Transpose kernel slower on GTX280 vs 8800GTX?

I upgraded a while ago and noticed that the transpose kernel (the one from the SDK) takes 400us on my GTX280 for a 1024x1024 matrix transpose as opposed to 300us on a 8800GTX. Why is that?

See slide 36 of:
http://www.gpgpu.org/sc2007/SC07_CUDA_5_Op…tion_Harris.pdf

This document is from end of 2007 and he got the transpose in 300us as well.

Can somebody confirm that? Or is there something wrong with my card? All my other kernels got a 1.5x-2x speedup from the upgrade so I’m kinda confused…

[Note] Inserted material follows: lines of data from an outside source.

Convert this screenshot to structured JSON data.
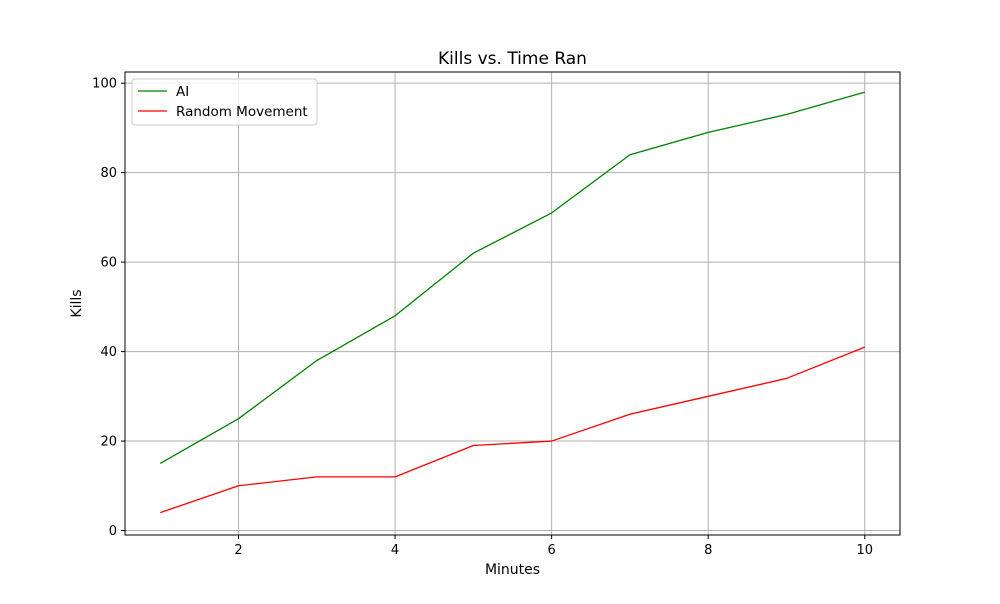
{
  "chart_data": {
    "type": "line",
    "title": "Kills vs. Time Ran",
    "xlabel": "Minutes",
    "ylabel": "Kills",
    "x": [
      1,
      2,
      3,
      4,
      5,
      6,
      7,
      8,
      9,
      10
    ],
    "xlim": [
      0.55,
      10.45
    ],
    "ylim": [
      -1,
      102.5
    ],
    "xticks": [
      2,
      4,
      6,
      8,
      10
    ],
    "yticks": [
      0,
      20,
      40,
      60,
      80,
      100
    ],
    "grid": true,
    "legend_position": "upper-left",
    "series": [
      {
        "name": "AI",
        "color": "#008000",
        "values": [
          15,
          25,
          38,
          48,
          62,
          71,
          84,
          89,
          93,
          98
        ]
      },
      {
        "name": "Random Movement",
        "color": "#ff0000",
        "values": [
          4,
          10,
          12,
          12,
          19,
          20,
          26,
          30,
          34,
          41
        ]
      }
    ]
  }
}
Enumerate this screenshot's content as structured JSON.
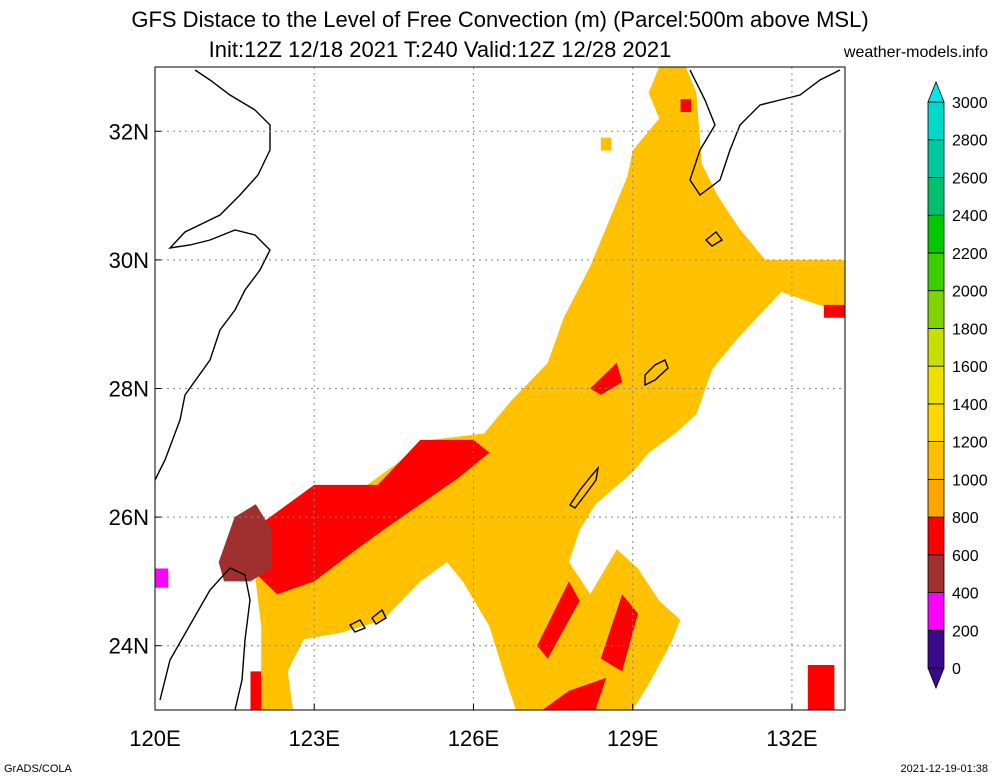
{
  "title_line1": "GFS Distace to the Level of Free Convection (m) (Parcel:500m above MSL)",
  "title_line2": "Init:12Z 12/18 2021 T:240 Valid:12Z 12/28 2021",
  "source": "weather-models.info",
  "footer_left": "GrADS/COLA",
  "footer_right": "2021-12-19-01:38",
  "map": {
    "lon_range": [
      120,
      133
    ],
    "lat_range": [
      23,
      33
    ],
    "lon_ticks": [
      {
        "value": 120,
        "label": "120E"
      },
      {
        "value": 123,
        "label": "123E"
      },
      {
        "value": 126,
        "label": "126E"
      },
      {
        "value": 129,
        "label": "129E"
      },
      {
        "value": 132,
        "label": "132E"
      }
    ],
    "lat_ticks": [
      {
        "value": 24,
        "label": "24N"
      },
      {
        "value": 26,
        "label": "26N"
      },
      {
        "value": 28,
        "label": "28N"
      },
      {
        "value": 30,
        "label": "30N"
      },
      {
        "value": 32,
        "label": "32N"
      }
    ],
    "grid": true
  },
  "colorbar": {
    "levels": [
      "0",
      "200",
      "400",
      "600",
      "800",
      "1000",
      "1200",
      "1400",
      "1600",
      "1800",
      "2000",
      "2200",
      "2400",
      "2600",
      "2800",
      "3000"
    ],
    "colors": [
      "#3a0a8a",
      "#ff00ff",
      "#a0302f",
      "#ff0000",
      "#ffa500",
      "#ffbf00",
      "#ffd700",
      "#f0e000",
      "#c8e000",
      "#7fd400",
      "#3ccf00",
      "#00c800",
      "#00c070",
      "#00c8a0",
      "#00d8c8",
      "#00e8e8"
    ]
  },
  "fields": {
    "regions": [
      {
        "name": "orange-main",
        "color": "#ffc100",
        "pts": [
          [
            122,
            23
          ],
          [
            122,
            24.3
          ],
          [
            121.9,
            25
          ],
          [
            122,
            25.7
          ],
          [
            122.5,
            26
          ],
          [
            123.5,
            26.2
          ],
          [
            124.5,
            26.8
          ],
          [
            125.2,
            27.2
          ],
          [
            126.2,
            27.3
          ],
          [
            126.7,
            27.8
          ],
          [
            127.4,
            28.4
          ],
          [
            127.7,
            29.1
          ],
          [
            128.2,
            29.9
          ],
          [
            128.5,
            30.5
          ],
          [
            128.9,
            31.3
          ],
          [
            129,
            31.7
          ],
          [
            129.5,
            32.2
          ],
          [
            129.3,
            32.6
          ],
          [
            129.5,
            33
          ],
          [
            130,
            33
          ],
          [
            130.2,
            32.6
          ],
          [
            130.3,
            31.5
          ],
          [
            130.6,
            31
          ],
          [
            131,
            30.5
          ],
          [
            131.5,
            30
          ],
          [
            133,
            30
          ],
          [
            133,
            29.2
          ],
          [
            132.5,
            29.3
          ],
          [
            131.8,
            29.5
          ],
          [
            131,
            28.8
          ],
          [
            130.5,
            28.3
          ],
          [
            130.2,
            27.6
          ],
          [
            129.8,
            27.3
          ],
          [
            129.3,
            27
          ],
          [
            129,
            26.7
          ],
          [
            128.3,
            26.2
          ],
          [
            128,
            25.8
          ],
          [
            127.8,
            25.3
          ],
          [
            128.2,
            24.8
          ],
          [
            128.7,
            25.5
          ],
          [
            129.1,
            25.2
          ],
          [
            129.5,
            24.7
          ],
          [
            129.9,
            24.4
          ],
          [
            129.7,
            24
          ],
          [
            129.3,
            23.4
          ],
          [
            129,
            23
          ],
          [
            126.8,
            23
          ],
          [
            126.6,
            23.5
          ],
          [
            126.3,
            24.3
          ],
          [
            125.8,
            25
          ],
          [
            125.5,
            25.3
          ],
          [
            125,
            25
          ],
          [
            124.3,
            24.4
          ],
          [
            123.5,
            24.2
          ],
          [
            122.8,
            24.1
          ],
          [
            122.5,
            23.6
          ],
          [
            122.6,
            23
          ],
          [
            122,
            23
          ]
        ]
      },
      {
        "name": "orange-northwest-cells",
        "color": "#ffc100",
        "pts": [
          [
            128.4,
            31.9
          ],
          [
            128.6,
            31.9
          ],
          [
            128.6,
            31.7
          ],
          [
            128.4,
            31.7
          ],
          [
            128.4,
            31.9
          ]
        ]
      },
      {
        "name": "red-band",
        "color": "#ff0000",
        "pts": [
          [
            121.8,
            25.2
          ],
          [
            122,
            25.9
          ],
          [
            123,
            26.5
          ],
          [
            124.2,
            26.5
          ],
          [
            125,
            27.2
          ],
          [
            126,
            27.2
          ],
          [
            126.3,
            27
          ],
          [
            125.7,
            26.6
          ],
          [
            125,
            26.2
          ],
          [
            124.3,
            25.8
          ],
          [
            123.8,
            25.5
          ],
          [
            123,
            25
          ],
          [
            122.3,
            24.8
          ],
          [
            121.8,
            25.2
          ]
        ]
      },
      {
        "name": "red-cell-north",
        "color": "#ff0000",
        "pts": [
          [
            129.9,
            32.5
          ],
          [
            130.1,
            32.5
          ],
          [
            130.1,
            32.3
          ],
          [
            129.9,
            32.3
          ],
          [
            129.9,
            32.5
          ]
        ]
      },
      {
        "name": "red-cell-east",
        "color": "#ff0000",
        "pts": [
          [
            132.6,
            29.3
          ],
          [
            133,
            29.3
          ],
          [
            133,
            29.1
          ],
          [
            132.6,
            29.1
          ],
          [
            132.6,
            29.3
          ]
        ]
      },
      {
        "name": "red-cell-amami",
        "color": "#ff0000",
        "pts": [
          [
            128.2,
            28
          ],
          [
            128.7,
            28.4
          ],
          [
            128.8,
            28.1
          ],
          [
            128.4,
            27.9
          ],
          [
            128.2,
            28
          ]
        ]
      },
      {
        "name": "red-cell-south1",
        "color": "#ff0000",
        "pts": [
          [
            127.2,
            24
          ],
          [
            127.8,
            25
          ],
          [
            128,
            24.7
          ],
          [
            127.4,
            23.8
          ],
          [
            127.2,
            24
          ]
        ]
      },
      {
        "name": "red-cell-south2",
        "color": "#ff0000",
        "pts": [
          [
            128.4,
            23.8
          ],
          [
            128.8,
            24.8
          ],
          [
            129.1,
            24.5
          ],
          [
            128.8,
            23.6
          ],
          [
            128.4,
            23.8
          ]
        ]
      },
      {
        "name": "red-cell-south3",
        "color": "#ff0000",
        "pts": [
          [
            127.3,
            23
          ],
          [
            127.8,
            23.3
          ],
          [
            128.5,
            23.5
          ],
          [
            128.3,
            23
          ],
          [
            127.3,
            23
          ]
        ]
      },
      {
        "name": "red-cell-sw",
        "color": "#ff0000",
        "pts": [
          [
            121.8,
            23
          ],
          [
            122,
            23
          ],
          [
            122,
            23.6
          ],
          [
            121.8,
            23.6
          ],
          [
            121.8,
            23
          ]
        ]
      },
      {
        "name": "red-cell-se",
        "color": "#ff0000",
        "pts": [
          [
            132.3,
            23
          ],
          [
            132.8,
            23
          ],
          [
            132.8,
            23.7
          ],
          [
            132.3,
            23.7
          ],
          [
            132.3,
            23
          ]
        ]
      },
      {
        "name": "brown-patch",
        "color": "#a0302f",
        "pts": [
          [
            121.2,
            25.3
          ],
          [
            121.5,
            26
          ],
          [
            121.9,
            26.2
          ],
          [
            122.2,
            25.8
          ],
          [
            122.2,
            25.2
          ],
          [
            121.8,
            25
          ],
          [
            121.3,
            25
          ],
          [
            121.2,
            25.3
          ]
        ]
      },
      {
        "name": "magenta-patch",
        "color": "#ff00ff",
        "pts": [
          [
            120,
            24.9
          ],
          [
            120.25,
            24.9
          ],
          [
            120.25,
            25.2
          ],
          [
            120,
            25.2
          ],
          [
            120,
            24.9
          ]
        ]
      }
    ]
  }
}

My application uses transposes a lot (2D RC transformations) so a fast transpose kernel is crucial.

Thanks

Try this transpose, see how perf is affected:

http://forums.nvidia.com/index.php?showtopic=66766&hl=

Don’t be too surprised. The memory subsystem changed so that the number of memory channels to multiprocessors is not 1:1. This is not a problem in and of itself, but code that divided up itself perfectly across memory channels before may find its access pattern to be unbalanced. Memory channels/interleaving is perhaps the biggest element of the gpu architecture that people don’t know about.

Humm,

that isn’t really satisfying. I used the transpose kernel of the link above and got some speedup. Tried to tweak it several times but didn’t get any fast than 330us which is slower than the 300us I got with 8800GTX… I wonder how fast GTX260, 9800 etc. compare… Anybody wants to run the SDK sample for me?

EDIT:
So just plugged out my GTX280 and plugged in my old 8800GTX and voilà my runtime is down to 180us with the optimized kernel… That’s a pretty big difference…